Вторая наша ссора произошла, когда я заметил, что сплю на узкой простыне, которая — а сплю я неспокойно — к утру свертывается в жгут. Помнится, я тогда довольно жестковато прочитал ей целую лекцию, сумев на этом факте даже сделать некоторые обобщения. Этот случай она считает второй нашей ссорой. Третья произошла из-за того, что Лариска, оказывается, не слыхала о подвиге бортпроводницы Надежды Курченко. Я раскричался, что, мол, как она могла быть комсомолкой и не знать про подвиг Нади. Я даже поднял подшивки газет, чтобы выяснить, сколько лет было Лариске, если она не слыхала о Курченко. Нашли мы эту газету и… оказалось, что я сам перепутал фамилию героини, назвав ее Кучеренко. Лариска ухватилась за этот спасательный круг и упрямо твердила мне, что да, про Кучеренко она не слыхала, а про Надю Курченко конечно же знала. Это окончательно взбесило меня, и снова начались обобщения. Самое страшное — обобщать. Никогда не надо делать это.
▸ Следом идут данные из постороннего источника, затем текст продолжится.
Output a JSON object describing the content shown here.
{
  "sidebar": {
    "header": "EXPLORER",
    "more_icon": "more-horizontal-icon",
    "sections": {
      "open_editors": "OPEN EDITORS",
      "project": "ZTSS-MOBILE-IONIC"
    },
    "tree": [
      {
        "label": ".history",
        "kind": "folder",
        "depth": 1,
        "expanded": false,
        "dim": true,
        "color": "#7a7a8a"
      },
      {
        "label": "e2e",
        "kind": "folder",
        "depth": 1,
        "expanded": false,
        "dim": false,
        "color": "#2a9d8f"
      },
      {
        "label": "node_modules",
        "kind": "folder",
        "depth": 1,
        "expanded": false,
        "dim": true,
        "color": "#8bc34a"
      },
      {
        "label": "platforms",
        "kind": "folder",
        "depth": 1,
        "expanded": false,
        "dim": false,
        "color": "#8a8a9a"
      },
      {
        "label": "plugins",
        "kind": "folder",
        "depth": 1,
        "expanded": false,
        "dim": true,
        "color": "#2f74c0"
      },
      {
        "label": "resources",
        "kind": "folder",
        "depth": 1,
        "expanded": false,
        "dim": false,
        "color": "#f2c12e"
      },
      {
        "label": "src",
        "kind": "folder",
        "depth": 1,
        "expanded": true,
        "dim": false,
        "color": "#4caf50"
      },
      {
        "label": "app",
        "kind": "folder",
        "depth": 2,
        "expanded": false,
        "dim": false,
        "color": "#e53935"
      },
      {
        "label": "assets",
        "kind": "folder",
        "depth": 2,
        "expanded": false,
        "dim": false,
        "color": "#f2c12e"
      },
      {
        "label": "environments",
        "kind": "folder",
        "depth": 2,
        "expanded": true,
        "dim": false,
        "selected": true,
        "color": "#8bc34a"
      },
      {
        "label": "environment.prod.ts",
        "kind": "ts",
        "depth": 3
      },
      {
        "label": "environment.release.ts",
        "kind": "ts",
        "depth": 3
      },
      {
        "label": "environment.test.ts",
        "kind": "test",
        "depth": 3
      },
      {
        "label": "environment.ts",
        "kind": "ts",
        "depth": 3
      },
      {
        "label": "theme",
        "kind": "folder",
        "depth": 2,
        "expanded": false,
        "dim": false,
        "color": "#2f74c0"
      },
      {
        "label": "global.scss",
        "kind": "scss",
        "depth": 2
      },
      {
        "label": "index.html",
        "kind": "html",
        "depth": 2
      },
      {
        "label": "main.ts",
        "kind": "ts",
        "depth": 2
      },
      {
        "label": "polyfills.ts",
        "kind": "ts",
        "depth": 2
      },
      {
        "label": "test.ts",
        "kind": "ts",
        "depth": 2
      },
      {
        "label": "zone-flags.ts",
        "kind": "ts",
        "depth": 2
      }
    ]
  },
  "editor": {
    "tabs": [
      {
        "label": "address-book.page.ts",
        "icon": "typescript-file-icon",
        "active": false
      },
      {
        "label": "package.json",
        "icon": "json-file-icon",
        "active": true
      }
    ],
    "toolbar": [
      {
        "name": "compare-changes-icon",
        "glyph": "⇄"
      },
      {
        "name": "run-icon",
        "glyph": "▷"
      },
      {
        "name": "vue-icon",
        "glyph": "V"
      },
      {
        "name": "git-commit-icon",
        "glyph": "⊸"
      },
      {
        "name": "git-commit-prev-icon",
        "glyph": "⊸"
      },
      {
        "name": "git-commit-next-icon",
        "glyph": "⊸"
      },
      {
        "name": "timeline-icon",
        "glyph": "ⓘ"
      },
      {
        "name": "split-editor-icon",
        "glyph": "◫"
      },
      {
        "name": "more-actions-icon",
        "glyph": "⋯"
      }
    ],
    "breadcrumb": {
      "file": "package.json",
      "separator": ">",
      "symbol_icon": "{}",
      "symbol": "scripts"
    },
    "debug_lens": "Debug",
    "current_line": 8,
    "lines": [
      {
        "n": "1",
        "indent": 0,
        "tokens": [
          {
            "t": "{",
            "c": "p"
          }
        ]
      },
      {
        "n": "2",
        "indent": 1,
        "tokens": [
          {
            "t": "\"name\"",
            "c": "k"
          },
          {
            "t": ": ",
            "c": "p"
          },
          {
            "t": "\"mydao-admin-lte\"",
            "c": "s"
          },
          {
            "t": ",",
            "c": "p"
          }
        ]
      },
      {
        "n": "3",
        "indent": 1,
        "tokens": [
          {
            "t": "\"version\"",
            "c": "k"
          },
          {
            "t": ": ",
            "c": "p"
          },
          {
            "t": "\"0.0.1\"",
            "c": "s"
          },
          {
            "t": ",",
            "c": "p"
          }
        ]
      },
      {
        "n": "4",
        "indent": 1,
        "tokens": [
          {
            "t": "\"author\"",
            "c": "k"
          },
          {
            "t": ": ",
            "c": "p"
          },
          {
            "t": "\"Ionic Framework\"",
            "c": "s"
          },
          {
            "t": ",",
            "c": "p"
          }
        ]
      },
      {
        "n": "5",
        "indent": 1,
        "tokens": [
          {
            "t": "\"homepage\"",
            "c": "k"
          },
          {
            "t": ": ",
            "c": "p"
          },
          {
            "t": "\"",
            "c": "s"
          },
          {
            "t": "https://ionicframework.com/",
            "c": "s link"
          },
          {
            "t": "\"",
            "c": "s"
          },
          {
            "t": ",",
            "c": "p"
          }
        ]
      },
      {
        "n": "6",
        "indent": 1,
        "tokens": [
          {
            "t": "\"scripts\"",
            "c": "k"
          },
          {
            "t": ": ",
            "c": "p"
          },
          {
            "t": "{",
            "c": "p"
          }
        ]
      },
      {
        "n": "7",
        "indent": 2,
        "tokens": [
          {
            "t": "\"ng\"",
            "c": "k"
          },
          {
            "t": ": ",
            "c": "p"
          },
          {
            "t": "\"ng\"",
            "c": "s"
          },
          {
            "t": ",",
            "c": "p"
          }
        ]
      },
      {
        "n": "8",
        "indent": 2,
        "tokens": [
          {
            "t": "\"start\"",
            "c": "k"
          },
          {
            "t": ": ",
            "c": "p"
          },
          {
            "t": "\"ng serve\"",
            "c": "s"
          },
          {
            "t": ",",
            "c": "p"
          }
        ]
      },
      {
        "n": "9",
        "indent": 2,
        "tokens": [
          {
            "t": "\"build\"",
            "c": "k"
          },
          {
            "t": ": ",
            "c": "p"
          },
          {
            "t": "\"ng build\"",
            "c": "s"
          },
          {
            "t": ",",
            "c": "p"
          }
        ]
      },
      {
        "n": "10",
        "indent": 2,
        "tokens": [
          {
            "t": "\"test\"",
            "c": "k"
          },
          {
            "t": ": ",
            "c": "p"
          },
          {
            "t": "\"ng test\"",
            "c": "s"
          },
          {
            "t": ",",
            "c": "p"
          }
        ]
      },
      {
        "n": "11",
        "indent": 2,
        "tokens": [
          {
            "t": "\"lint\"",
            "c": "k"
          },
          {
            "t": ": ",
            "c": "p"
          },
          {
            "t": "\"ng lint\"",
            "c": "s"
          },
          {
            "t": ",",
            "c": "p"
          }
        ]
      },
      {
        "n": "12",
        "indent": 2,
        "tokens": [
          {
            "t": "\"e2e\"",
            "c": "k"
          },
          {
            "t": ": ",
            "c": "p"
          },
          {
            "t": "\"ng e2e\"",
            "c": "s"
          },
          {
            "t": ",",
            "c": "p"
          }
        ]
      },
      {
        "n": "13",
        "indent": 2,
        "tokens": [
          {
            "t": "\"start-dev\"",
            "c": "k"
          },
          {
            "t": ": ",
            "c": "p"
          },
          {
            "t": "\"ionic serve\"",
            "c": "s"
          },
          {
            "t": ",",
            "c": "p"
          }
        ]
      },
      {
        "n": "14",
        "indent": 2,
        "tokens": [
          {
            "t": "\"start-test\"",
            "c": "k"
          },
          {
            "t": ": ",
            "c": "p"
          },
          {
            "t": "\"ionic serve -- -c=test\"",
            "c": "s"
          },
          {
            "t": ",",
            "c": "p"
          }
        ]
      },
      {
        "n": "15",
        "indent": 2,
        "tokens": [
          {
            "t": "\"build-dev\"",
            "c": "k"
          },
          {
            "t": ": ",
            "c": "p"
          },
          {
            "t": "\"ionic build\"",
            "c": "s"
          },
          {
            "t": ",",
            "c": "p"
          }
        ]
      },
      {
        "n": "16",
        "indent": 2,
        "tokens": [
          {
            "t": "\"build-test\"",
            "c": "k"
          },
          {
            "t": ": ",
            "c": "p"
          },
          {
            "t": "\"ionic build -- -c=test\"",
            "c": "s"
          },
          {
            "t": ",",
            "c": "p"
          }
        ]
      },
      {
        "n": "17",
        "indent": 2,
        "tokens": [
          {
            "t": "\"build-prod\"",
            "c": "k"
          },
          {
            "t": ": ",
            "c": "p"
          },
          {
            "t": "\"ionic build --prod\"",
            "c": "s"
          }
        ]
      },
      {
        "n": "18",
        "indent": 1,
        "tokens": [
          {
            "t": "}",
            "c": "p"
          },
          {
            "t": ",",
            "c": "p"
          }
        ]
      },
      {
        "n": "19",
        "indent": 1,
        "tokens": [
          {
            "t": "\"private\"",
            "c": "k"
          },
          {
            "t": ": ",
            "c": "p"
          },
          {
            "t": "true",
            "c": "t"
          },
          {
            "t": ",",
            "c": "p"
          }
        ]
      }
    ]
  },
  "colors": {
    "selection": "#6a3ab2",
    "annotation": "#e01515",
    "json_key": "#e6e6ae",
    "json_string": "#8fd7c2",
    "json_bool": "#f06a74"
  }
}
Других ссор между нами не случалось.
Честно говоря, картинная галерея в Зале Голубых Свечей угнетает. Такое ощущение, будто тебя, жующего, рассматривает целая толпа людей. Пс приведи господь сказать об этом Лариске — через полчаса на стенах не останется ни одной картины. А без них все-таки было бы пусто в этом большом Зале Голубых Свечей.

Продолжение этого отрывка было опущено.